Dunnes’ first employee honoured after 67-year career

DUNNES Stores’ right-hand man Dan Barrett has occupied all of the hot seats.

The Corkman, who was supermarket dynamo Ben Dunne Snr’s first-ever employee, mentor and subsequently director as the family empire grew, yesterday got to warm a red velour seat at Cork City Hall — one set to be graced by the queen of England next month.

Recently turned 90 years of age and still working, Mr Barrett was the first man to commit to the Dunnes vision and drive for better value. The company launched at the end of the Second World War, now he sees it in the trenches in current supermarket price wars. And he still loves it.
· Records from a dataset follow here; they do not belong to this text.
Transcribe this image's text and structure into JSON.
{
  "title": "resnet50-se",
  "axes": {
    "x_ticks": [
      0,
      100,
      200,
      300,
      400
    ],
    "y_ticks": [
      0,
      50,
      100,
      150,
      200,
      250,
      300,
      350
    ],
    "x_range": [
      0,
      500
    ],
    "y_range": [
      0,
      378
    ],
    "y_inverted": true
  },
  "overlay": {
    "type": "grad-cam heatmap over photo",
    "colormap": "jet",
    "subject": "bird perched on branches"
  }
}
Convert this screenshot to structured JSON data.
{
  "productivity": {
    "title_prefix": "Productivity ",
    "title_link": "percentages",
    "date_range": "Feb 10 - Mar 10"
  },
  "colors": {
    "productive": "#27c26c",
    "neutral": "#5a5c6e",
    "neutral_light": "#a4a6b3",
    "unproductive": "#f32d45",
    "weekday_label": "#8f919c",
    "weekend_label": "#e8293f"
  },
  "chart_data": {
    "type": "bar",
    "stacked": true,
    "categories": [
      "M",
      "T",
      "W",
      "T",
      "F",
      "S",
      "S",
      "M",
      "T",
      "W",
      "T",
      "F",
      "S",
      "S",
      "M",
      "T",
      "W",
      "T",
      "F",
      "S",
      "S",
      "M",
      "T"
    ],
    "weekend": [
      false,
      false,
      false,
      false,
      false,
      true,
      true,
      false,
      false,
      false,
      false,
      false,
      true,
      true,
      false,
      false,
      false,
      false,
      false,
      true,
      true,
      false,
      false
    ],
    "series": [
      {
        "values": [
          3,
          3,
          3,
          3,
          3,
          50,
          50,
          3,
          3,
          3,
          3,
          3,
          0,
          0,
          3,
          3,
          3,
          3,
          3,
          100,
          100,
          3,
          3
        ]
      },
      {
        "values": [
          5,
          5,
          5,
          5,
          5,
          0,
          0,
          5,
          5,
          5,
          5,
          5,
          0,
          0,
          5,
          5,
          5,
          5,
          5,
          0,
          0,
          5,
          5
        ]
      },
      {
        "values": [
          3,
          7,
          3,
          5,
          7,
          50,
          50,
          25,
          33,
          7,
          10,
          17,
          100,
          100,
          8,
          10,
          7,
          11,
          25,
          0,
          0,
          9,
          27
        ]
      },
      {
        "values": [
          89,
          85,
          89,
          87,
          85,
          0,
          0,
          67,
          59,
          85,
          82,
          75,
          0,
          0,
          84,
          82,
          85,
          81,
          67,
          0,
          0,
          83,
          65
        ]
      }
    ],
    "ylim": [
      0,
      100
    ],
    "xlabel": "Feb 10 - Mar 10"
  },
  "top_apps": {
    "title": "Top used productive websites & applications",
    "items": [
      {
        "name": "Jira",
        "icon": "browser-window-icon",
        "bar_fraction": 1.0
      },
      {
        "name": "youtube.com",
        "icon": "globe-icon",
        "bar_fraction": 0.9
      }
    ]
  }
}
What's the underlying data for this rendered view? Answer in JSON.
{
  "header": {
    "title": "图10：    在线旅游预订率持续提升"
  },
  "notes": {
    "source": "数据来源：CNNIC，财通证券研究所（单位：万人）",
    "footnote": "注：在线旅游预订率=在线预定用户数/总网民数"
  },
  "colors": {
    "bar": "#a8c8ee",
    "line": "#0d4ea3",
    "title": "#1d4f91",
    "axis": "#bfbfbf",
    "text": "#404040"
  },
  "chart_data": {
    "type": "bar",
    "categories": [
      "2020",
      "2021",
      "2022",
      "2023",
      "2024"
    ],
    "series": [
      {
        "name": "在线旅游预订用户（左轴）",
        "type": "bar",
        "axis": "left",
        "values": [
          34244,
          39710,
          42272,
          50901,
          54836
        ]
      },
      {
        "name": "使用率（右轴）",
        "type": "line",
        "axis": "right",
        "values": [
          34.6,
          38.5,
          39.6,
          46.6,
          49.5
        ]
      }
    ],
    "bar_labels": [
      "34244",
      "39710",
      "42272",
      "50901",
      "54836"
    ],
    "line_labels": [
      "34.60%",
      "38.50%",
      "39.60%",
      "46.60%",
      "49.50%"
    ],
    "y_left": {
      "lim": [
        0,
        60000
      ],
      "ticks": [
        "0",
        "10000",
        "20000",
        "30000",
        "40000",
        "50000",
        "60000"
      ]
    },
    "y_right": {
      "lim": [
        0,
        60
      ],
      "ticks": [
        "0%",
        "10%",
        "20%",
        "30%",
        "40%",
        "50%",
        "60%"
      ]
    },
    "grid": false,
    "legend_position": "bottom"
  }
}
“There’s better value than ever before for shoppers,” Dan Barrett asserts, using his temporary seat in mayoralty chambers to call for car-parking for St Patrick Street, where Dunnes flagship and first store has been reinstated thanks to his efforts.

His commitment, and long, long career at the top of the Dunnes firm was yesterday honoured by the Cork Business Association, and by Cork’s Lord Mayor when Mr Barrett signed the Visitors’ Book at a special City Hall reception in his honour.

Lord Mayor Cllr Michael O’Connell pointed out that one of the next visitors will be Queen Elizabeth II and quipped “where you’re sitting now, she’ll be sitting”.

The first citizen recalled earlier royal visitors to Cork, including Queen Victoria’s two visits, first in 1849, again in 1900.

Queen Victoria held Britain’s longest sovereign reign, at 63 years and seven months: Dan Barrett has had a 67-year career and is still going strong.

Other dynasties came into the frame yesterday as Mr Barrett described himself as “a genuine rebel, born on Cork’s Magazine Road, educated locally, married to a Cork woman Pat and having raised my own family (Anne, Thomas and David) in Cork, despite much pressure to move to Dublin”.

Mr Barrett has now worked with three generations of the Dunne family, who’ve got 16,000 employees in 155 stores in Ireland, Spain and Britain.

Dan Barrett noted that his father had been in the retail trade, as a buyer for T Lyons & Co. Mr Barrett himself had started in Roches Stores before crossing St Patrick Street to start with “genius” Ben Dunne, he had three sisters working in the Queens Old Castle, and a brother in Mannix and Cullinane. His own son David Barrett works in Dunnes’ Dublin HQ, 27 years into his apprenticeship.